Until the moving defendant has discharged its burden of proof, the opposing plaintiff has no burden to come forward with any evidence. Once the moving defendant has discharged its burden as to a particular cause of action, however, the plaintiff may defeat the motion by producing evidence showing that a triable issue of one or more material facts exists as to that cause of action.  (Id. at §437c(p)(2).)  On a motion for summary judgment, the moving party's supporting documents are strictly construed and those of his opponent liberally construed, and doubts as to the propriety of summary judgment should be resolved against granting the motion.  (D’Amico v. Board of Medical Examiners (1974) 11 Cal.3d 1, 21.)

 

d.     Moving Burden

Plaintiff, through its moving papers and evidence, met its moving burden to establish Defendants breached the parties’ agreement in four ways, that Plaintiff gave notice of each breach, and that Defendants failed to cure the breaches.

 

Plaintiff first provides evidence that Defendants were required to maintain insurance naming Plaintiff as an additional insured; they were given notice of their obligation to do so, but failed to respond.  They were served with a three-day notice to perform or quit, but again failed to perform. 

 

Plaintiff next provides evidence that Defendants were required to maintain the HVAC system at the property and have a maintenance contract in place.  Plaintiff gave Defendants notice of their obligation to perform, and they failed to do so.  Plaintiff served Defendants with a three-day notice to perform or quit, and they again failed to perform.

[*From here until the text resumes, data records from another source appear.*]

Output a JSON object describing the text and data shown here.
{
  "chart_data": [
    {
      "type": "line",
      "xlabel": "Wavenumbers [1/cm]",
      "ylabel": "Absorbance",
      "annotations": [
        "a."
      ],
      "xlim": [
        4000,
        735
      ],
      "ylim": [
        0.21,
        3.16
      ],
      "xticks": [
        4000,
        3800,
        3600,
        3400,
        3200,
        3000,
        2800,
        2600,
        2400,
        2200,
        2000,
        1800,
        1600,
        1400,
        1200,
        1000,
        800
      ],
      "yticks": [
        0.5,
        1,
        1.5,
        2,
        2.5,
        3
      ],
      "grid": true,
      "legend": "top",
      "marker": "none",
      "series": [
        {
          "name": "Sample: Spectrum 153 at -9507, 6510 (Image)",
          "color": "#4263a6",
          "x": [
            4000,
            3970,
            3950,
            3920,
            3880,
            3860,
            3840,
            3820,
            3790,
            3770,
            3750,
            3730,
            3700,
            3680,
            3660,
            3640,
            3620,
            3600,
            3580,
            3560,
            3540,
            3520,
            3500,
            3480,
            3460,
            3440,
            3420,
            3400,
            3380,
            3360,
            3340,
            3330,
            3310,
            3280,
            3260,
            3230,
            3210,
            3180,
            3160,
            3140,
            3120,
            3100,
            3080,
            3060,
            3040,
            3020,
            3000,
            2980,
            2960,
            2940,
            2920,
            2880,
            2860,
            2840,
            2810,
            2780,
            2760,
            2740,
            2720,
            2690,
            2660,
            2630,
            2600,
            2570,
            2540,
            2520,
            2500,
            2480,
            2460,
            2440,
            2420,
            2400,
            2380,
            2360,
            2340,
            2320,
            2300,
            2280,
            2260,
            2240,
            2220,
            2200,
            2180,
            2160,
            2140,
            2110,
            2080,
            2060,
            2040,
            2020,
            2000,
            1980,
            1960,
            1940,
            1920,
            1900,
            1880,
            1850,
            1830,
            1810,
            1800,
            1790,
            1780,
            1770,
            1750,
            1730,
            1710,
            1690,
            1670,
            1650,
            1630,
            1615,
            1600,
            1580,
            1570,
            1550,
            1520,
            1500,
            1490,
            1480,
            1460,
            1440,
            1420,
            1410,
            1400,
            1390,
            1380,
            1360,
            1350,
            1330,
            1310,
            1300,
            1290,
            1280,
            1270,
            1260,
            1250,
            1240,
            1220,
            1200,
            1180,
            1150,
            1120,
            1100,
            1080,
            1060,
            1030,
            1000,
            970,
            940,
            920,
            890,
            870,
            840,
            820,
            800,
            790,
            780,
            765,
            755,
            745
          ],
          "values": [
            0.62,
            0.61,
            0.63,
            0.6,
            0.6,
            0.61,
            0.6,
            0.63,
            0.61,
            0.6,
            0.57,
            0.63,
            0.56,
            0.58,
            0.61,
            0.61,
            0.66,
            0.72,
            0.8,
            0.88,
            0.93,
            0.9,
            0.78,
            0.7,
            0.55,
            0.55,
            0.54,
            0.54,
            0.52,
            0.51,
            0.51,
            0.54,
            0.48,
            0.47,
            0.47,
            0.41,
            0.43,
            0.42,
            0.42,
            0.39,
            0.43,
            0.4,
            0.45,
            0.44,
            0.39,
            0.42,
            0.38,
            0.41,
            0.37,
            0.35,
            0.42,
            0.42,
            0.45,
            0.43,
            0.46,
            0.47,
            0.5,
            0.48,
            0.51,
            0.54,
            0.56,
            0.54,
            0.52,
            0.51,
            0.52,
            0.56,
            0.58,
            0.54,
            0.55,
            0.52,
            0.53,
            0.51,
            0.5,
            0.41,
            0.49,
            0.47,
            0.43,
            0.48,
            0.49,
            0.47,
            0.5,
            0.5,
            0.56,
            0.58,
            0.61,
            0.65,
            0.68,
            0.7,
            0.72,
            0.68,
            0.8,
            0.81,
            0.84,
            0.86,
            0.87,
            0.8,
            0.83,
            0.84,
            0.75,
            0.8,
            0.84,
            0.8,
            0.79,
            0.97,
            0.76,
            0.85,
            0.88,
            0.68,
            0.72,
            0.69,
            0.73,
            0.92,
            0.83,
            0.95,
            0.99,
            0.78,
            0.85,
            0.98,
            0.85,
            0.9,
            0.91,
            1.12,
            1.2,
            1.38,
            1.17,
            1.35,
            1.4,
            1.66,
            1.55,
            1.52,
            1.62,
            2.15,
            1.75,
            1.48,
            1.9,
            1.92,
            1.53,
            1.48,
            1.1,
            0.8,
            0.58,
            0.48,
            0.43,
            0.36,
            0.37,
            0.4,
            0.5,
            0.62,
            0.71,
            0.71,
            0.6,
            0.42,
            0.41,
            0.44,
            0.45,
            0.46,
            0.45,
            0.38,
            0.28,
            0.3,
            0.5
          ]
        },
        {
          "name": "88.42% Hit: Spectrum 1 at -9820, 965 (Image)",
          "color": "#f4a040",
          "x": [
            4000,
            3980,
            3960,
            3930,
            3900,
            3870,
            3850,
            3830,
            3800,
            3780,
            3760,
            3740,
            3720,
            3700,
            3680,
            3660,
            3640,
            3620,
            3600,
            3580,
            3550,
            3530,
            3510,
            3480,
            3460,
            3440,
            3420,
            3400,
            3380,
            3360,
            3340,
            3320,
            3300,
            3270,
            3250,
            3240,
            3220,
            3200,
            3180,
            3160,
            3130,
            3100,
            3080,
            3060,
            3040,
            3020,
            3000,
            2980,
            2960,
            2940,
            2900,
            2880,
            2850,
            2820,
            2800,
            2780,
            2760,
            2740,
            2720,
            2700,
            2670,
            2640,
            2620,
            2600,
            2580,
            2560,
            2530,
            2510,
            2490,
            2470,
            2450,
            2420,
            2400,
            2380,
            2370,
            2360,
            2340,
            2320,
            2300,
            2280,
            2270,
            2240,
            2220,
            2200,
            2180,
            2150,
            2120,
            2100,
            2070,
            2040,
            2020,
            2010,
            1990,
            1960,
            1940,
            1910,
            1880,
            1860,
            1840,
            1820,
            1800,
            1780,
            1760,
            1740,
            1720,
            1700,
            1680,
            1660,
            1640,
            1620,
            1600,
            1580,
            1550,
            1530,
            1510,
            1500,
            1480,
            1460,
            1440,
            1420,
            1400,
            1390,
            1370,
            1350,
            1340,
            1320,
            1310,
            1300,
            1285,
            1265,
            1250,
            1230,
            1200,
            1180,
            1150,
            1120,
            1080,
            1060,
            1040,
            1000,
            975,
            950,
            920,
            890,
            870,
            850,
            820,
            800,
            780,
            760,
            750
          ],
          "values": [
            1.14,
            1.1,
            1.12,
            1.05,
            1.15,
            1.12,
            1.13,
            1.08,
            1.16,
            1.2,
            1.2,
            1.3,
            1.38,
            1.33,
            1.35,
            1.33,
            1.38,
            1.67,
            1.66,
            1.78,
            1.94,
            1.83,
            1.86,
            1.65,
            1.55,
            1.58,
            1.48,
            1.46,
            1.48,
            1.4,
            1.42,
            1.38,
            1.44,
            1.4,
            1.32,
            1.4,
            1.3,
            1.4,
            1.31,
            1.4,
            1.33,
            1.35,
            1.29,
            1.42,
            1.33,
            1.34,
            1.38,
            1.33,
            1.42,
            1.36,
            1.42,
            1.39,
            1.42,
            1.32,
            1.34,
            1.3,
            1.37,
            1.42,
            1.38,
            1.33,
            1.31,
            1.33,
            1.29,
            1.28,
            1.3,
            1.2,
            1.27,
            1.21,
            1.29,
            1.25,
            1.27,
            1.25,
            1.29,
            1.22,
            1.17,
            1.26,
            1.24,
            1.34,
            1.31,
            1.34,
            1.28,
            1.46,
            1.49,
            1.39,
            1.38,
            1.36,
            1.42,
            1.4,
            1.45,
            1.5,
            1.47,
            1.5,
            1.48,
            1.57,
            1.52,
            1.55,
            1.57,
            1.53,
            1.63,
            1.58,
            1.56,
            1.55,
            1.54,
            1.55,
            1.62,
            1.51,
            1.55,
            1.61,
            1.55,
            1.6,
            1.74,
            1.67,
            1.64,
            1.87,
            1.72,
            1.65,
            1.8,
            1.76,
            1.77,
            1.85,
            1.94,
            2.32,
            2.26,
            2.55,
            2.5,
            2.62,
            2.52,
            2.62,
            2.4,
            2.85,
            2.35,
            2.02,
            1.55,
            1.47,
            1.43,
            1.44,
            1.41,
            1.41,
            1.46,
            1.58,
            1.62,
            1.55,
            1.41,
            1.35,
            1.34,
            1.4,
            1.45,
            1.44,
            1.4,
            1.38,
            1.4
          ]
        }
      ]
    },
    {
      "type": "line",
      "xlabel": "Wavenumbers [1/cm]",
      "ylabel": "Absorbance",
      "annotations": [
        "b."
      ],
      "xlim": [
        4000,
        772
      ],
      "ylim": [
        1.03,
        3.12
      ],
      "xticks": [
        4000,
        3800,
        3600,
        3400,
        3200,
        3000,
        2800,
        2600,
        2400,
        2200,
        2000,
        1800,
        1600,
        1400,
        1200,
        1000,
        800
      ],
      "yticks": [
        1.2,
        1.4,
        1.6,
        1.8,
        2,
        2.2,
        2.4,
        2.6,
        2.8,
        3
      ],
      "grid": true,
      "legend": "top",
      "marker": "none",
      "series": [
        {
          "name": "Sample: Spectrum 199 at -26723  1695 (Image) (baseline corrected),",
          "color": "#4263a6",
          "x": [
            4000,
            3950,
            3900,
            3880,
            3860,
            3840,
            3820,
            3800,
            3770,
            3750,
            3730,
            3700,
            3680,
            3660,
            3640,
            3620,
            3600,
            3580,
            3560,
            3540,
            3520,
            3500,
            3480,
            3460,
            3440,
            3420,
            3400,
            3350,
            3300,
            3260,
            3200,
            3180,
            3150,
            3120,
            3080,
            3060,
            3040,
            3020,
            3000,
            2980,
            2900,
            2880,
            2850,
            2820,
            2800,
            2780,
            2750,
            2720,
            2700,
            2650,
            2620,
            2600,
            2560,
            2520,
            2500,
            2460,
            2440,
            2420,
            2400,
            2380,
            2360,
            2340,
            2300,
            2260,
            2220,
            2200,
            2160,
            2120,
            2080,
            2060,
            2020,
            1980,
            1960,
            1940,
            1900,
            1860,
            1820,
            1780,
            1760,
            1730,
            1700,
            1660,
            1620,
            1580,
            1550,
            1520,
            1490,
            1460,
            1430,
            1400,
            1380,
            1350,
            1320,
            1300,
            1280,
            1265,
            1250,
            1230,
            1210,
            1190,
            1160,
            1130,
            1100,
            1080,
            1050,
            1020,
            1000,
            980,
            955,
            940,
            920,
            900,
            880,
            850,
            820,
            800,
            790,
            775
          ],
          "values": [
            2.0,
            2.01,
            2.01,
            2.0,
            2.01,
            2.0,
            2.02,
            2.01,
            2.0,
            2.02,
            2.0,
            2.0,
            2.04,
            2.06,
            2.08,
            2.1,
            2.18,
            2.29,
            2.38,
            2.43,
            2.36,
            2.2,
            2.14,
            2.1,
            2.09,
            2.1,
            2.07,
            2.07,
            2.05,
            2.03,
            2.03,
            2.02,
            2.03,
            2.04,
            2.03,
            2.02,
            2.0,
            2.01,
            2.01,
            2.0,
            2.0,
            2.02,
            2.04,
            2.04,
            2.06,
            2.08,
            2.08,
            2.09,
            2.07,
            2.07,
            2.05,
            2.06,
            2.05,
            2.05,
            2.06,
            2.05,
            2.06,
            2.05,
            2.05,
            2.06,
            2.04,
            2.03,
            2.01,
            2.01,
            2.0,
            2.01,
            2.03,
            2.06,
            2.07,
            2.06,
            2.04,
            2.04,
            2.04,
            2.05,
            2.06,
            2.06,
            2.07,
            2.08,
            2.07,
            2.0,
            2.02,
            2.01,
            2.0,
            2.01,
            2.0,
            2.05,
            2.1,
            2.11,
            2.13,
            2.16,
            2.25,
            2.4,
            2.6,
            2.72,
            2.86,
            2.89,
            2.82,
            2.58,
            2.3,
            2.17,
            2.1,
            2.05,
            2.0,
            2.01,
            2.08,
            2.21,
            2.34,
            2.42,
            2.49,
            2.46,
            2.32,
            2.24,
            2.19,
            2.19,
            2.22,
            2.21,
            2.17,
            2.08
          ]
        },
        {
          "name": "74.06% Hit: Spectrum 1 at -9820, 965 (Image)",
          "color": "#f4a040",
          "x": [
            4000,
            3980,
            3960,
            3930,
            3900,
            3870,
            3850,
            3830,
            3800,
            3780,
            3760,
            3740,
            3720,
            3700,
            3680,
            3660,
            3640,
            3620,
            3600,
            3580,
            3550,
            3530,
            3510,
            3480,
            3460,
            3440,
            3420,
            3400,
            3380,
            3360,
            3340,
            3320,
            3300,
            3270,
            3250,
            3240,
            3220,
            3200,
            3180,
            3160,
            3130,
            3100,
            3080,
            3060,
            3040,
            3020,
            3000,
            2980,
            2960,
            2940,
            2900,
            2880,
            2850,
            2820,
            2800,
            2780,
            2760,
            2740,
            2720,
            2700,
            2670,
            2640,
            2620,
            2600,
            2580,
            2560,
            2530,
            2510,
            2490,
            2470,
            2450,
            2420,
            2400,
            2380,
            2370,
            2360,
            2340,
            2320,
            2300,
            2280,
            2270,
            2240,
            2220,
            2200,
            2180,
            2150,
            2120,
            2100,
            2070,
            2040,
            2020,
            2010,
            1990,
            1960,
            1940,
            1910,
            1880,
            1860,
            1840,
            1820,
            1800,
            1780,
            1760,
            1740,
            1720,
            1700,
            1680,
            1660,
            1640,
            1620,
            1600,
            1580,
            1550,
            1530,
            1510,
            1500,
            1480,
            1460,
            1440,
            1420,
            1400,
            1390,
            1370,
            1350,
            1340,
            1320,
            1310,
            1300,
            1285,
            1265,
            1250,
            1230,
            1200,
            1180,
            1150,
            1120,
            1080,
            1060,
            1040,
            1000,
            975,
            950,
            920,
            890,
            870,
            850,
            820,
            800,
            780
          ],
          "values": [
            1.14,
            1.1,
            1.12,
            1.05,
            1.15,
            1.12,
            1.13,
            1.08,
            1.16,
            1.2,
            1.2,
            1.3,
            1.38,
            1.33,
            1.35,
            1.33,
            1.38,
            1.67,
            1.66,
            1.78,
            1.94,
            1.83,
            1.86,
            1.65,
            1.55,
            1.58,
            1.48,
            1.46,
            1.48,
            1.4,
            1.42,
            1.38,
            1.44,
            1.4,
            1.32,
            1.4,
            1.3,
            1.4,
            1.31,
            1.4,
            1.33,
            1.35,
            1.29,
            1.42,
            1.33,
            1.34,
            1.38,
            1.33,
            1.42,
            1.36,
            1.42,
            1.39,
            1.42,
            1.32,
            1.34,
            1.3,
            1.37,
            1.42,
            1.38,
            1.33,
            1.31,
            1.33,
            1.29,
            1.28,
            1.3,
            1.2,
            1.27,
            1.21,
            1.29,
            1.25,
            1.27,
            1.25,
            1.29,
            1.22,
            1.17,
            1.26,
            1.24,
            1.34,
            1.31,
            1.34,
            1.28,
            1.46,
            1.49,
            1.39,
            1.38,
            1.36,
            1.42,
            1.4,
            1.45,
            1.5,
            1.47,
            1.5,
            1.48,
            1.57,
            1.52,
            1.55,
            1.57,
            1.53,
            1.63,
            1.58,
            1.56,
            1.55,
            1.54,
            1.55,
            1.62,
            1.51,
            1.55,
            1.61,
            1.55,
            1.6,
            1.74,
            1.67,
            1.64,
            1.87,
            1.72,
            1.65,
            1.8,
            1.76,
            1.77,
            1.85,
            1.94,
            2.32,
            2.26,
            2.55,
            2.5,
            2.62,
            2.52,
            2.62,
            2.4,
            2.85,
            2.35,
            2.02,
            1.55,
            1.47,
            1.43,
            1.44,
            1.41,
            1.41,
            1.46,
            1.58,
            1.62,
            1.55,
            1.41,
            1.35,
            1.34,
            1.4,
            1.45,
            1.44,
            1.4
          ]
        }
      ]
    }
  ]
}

Plaintiff also provides evidence that the individual defendants, who were guarantors on the parties’ rental agreement, were obligated to provide their own financial information on an annual basis, but failed to do so despite a request and subsequent three-day notice to perform or quit.

 

Finally, Plaintiff provides evidence that Defendants have not paid the required rent per the parties’ agreement since 3/01/21, despite a request to do so and a three-day notice to pay rent or quit.  Defendants are in arrears on their rent in the amount of $92,990.10 as of 2/01/22, with additional rental obligations accruing on a monthly basis. 

 

The foregoing is sufficient to meet the moving burden to show Plaintiff is entitled to judgment as a matter of law on the complaint.  Unless Defendants appear and present evidence sufficient to raise a triable issue of material fact on each of the above issues, the motion will be granted.

 

Plaintiff is ordered to give notice.

 

Parties who intend to submit on this tentative must send an email to the court at gdcdepts27@lacourt.org indicating intention to submit on the tentative as directed by the instructions provided on the court website at www.lacourt.orgIf the department does not receive an email indicating the parties are submitting on the tentative and there are no appearances at the hearing, the motion may be placed off calendar.  If a party submits on the tentative, the party’s email must include the case number and must identify the party submitting on the tentative. If any party does not submit on the tentative, the party should make arrangements to appear remotely at the hearing on this matter.